Abiy Ahmed Takes His Case To Permanent Court of Souped-Up History

To try to explain how far back Ethiopia’s sense of ownership about the Red Sea goes to, this Eritrean Digest article had said it goes back to the D’MT Kingdom (10th century BCE to the 5th century BCE), a maritime power which controlled the Red Sea.

I was off by a millennia or two.

“Because everybody knows of Aksumite domination of the Red Sea,” Prime Minister Abiy Ahmed explained, with an Apple laptop, and a PowerPoint presentation, to his audience at the Prosperity Party, eager to play pupil with pen on pad. “Let’s go back to era of the Land of Punt.”

The Land of Punt? That’s between 3rd millennium BCE to 10th century BCE.

“Wait, Land of Punt is Ethiopia’s?” you are asking. History buffs among you might say “The capital city of Land of Punt was Adulis, Eritrea; and the capital city of D’mt was Yeha, Tigray.
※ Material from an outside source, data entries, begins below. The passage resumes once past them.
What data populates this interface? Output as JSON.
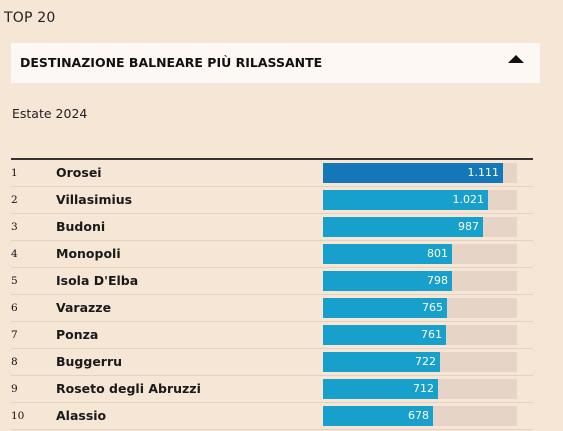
{
  "header": {
    "top_label": "TOP 20"
  },
  "dropdown": {
    "label": "DESTINAZIONE BALNEARE PIÙ RILASSANTE",
    "icon": "caret-up-icon"
  },
  "season": "Estate 2024",
  "colors": {
    "first_bar": "#1478b8",
    "bar": "#17a0cb",
    "track": "#e6d4c6",
    "background": "#f5e6d6"
  },
  "chart_data": {
    "type": "bar",
    "orientation": "horizontal",
    "max_value": 1200,
    "rows": [
      {
        "rank": "1",
        "name": "Orosei",
        "value": 1111,
        "label": "1.111"
      },
      {
        "rank": "2",
        "name": "Villasimius",
        "value": 1021,
        "label": "1.021"
      },
      {
        "rank": "3",
        "name": "Budoni",
        "value": 987,
        "label": "987"
      },
      {
        "rank": "4",
        "name": "Monopoli",
        "value": 801,
        "label": "801"
      },
      {
        "rank": "5",
        "name": "Isola D'Elba",
        "value": 798,
        "label": "798"
      },
      {
        "rank": "6",
        "name": "Varazze",
        "value": 765,
        "label": "765"
      },
      {
        "rank": "7",
        "name": "Ponza",
        "value": 761,
        "label": "761"
      },
      {
        "rank": "8",
        "name": "Buggerru",
        "value": 722,
        "label": "722"
      },
      {
        "rank": "9",
        "name": "Roseto degli Abruzzi",
        "value": 712,
        "label": "712"
      },
      {
        "rank": "10",
        "name": "Alassio",
        "value": 678,
        "label": "678"
      }
    ]
  }
}
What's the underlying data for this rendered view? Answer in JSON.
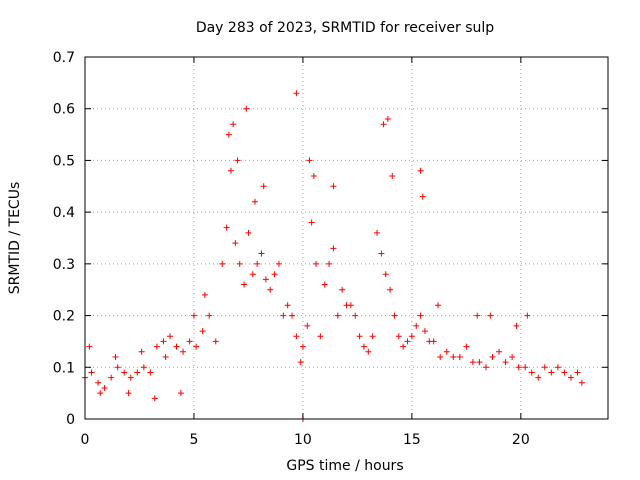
{
  "chart_data": {
    "type": "scatter",
    "title": "Day 283 of 2023, SRMTID for receiver sulp",
    "xlabel": "GPS time / hours",
    "ylabel": "SRMTID / TECUs",
    "xlim": [
      0,
      24
    ],
    "ylim": [
      0,
      0.7
    ],
    "xticks": [
      0,
      5,
      10,
      15,
      20
    ],
    "yticks": [
      0,
      0.1,
      0.2,
      0.3,
      0.4,
      0.5,
      0.6,
      0.7
    ],
    "grid": true,
    "marker": "+",
    "marker_color": "#ff0000",
    "series": [
      {
        "name": "SRMTID",
        "x": [
          0.0,
          0.3,
          0.6,
          0.9,
          1.2,
          1.5,
          1.8,
          2.1,
          2.4,
          2.7,
          3.0,
          3.3,
          3.6,
          3.9,
          4.2,
          4.5,
          4.8,
          5.1,
          5.4,
          5.7,
          6.0,
          6.3,
          6.5,
          6.7,
          6.9,
          7.1,
          7.3,
          7.5,
          7.7,
          7.9,
          8.1,
          8.3,
          8.5,
          8.7,
          8.9,
          9.1,
          9.3,
          9.5,
          9.7,
          9.9,
          10.0,
          10.2,
          10.4,
          10.6,
          10.8,
          11.0,
          11.2,
          11.4,
          11.6,
          11.8,
          12.0,
          12.2,
          12.4,
          12.6,
          12.8,
          13.0,
          13.2,
          13.4,
          13.6,
          13.8,
          14.0,
          14.2,
          14.4,
          14.6,
          14.8,
          15.0,
          15.2,
          15.4,
          15.6,
          15.8,
          16.0,
          16.3,
          16.6,
          16.9,
          17.2,
          17.5,
          17.8,
          18.1,
          18.4,
          18.7,
          19.0,
          19.3,
          19.6,
          19.9,
          20.2,
          20.5,
          20.8,
          21.1,
          21.4,
          21.7,
          22.0,
          22.3,
          22.6,
          22.8,
          0.2,
          0.7,
          1.4,
          2.0,
          2.6,
          3.2,
          3.7,
          4.4,
          5.0,
          5.5,
          6.6,
          6.8,
          7.0,
          7.4,
          7.8,
          8.2,
          9.7,
          10.0,
          10.3,
          10.5,
          11.4,
          13.7,
          13.9,
          14.1,
          15.4,
          15.5,
          16.2,
          18.0,
          18.6,
          19.8,
          20.3
        ],
        "y": [
          0.08,
          0.09,
          0.07,
          0.06,
          0.08,
          0.1,
          0.09,
          0.08,
          0.09,
          0.1,
          0.09,
          0.14,
          0.15,
          0.16,
          0.14,
          0.13,
          0.15,
          0.14,
          0.17,
          0.2,
          0.15,
          0.3,
          0.37,
          0.48,
          0.34,
          0.3,
          0.26,
          0.36,
          0.28,
          0.3,
          0.32,
          0.27,
          0.25,
          0.28,
          0.3,
          0.2,
          0.22,
          0.2,
          0.16,
          0.11,
          0.14,
          0.18,
          0.38,
          0.3,
          0.16,
          0.26,
          0.3,
          0.33,
          0.2,
          0.25,
          0.22,
          0.22,
          0.2,
          0.16,
          0.14,
          0.13,
          0.16,
          0.36,
          0.32,
          0.28,
          0.25,
          0.2,
          0.16,
          0.14,
          0.15,
          0.16,
          0.18,
          0.2,
          0.17,
          0.15,
          0.15,
          0.12,
          0.13,
          0.12,
          0.12,
          0.14,
          0.11,
          0.11,
          0.1,
          0.12,
          0.13,
          0.11,
          0.12,
          0.1,
          0.1,
          0.09,
          0.08,
          0.1,
          0.09,
          0.1,
          0.09,
          0.08,
          0.09,
          0.07,
          0.14,
          0.05,
          0.12,
          0.05,
          0.13,
          0.04,
          0.12,
          0.05,
          0.2,
          0.24,
          0.55,
          0.57,
          0.5,
          0.6,
          0.42,
          0.45,
          0.63,
          0.0,
          0.5,
          0.47,
          0.45,
          0.57,
          0.58,
          0.47,
          0.48,
          0.43,
          0.22,
          0.2,
          0.2,
          0.18,
          0.2
        ]
      }
    ]
  }
}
One is an independent State north of Ethiopia, and the other is a region in Northern Ethiopia, being pushed to strive for independence.”

It turns out, as Abiy explained, “it has always been Ethiopia. It may be Ethiopia plus the West, Ethiopia plus the Northeast, Ethiopia plus the East,” he explained as the PowerPoint flashed images of ancient kingdoms.  It turns out all previous civilizations of the Horn of Africa are Ethiopia+, a bullshit streaming service.  Images accompanied by the logic of “If part of Ethiopia was part of the kingdom, then that kingdom is all Ethiopia’s now” were on the big screen, as the assembled delegates took notes. That is called መደመር። To expand the present you must expand the past.

Alas for Abiy and his sovereign sea ambitions, there is no Permanent Court of History. Just of justice and law. And its custodian? Just the UN , which holds a map of Eritrea’s common border with Ethiopia. Actually 45 maps (at 1:25,000 scale) and a detailed annex listing 146 boundary points (BPs) with UTM grid and geographical coordinates. Precise to a meter. All now part and parcel of international law.

The maps were issued on November 27, 2009, four years after EEBC gave up on physical demarcation (due to Ethiopian non compliance.) Ethiopia then protested: there is no such thing as “virtual demarcation”, and the EEBC said “oh yes there is. How do you think UNCLOS demarcates Seas?”

Ethiopia is not a prisoner of geography. But it is a prisoner of some souped up history. And until the fever breaks, I think the lecture will be in session, as Ethiopia talks to itself.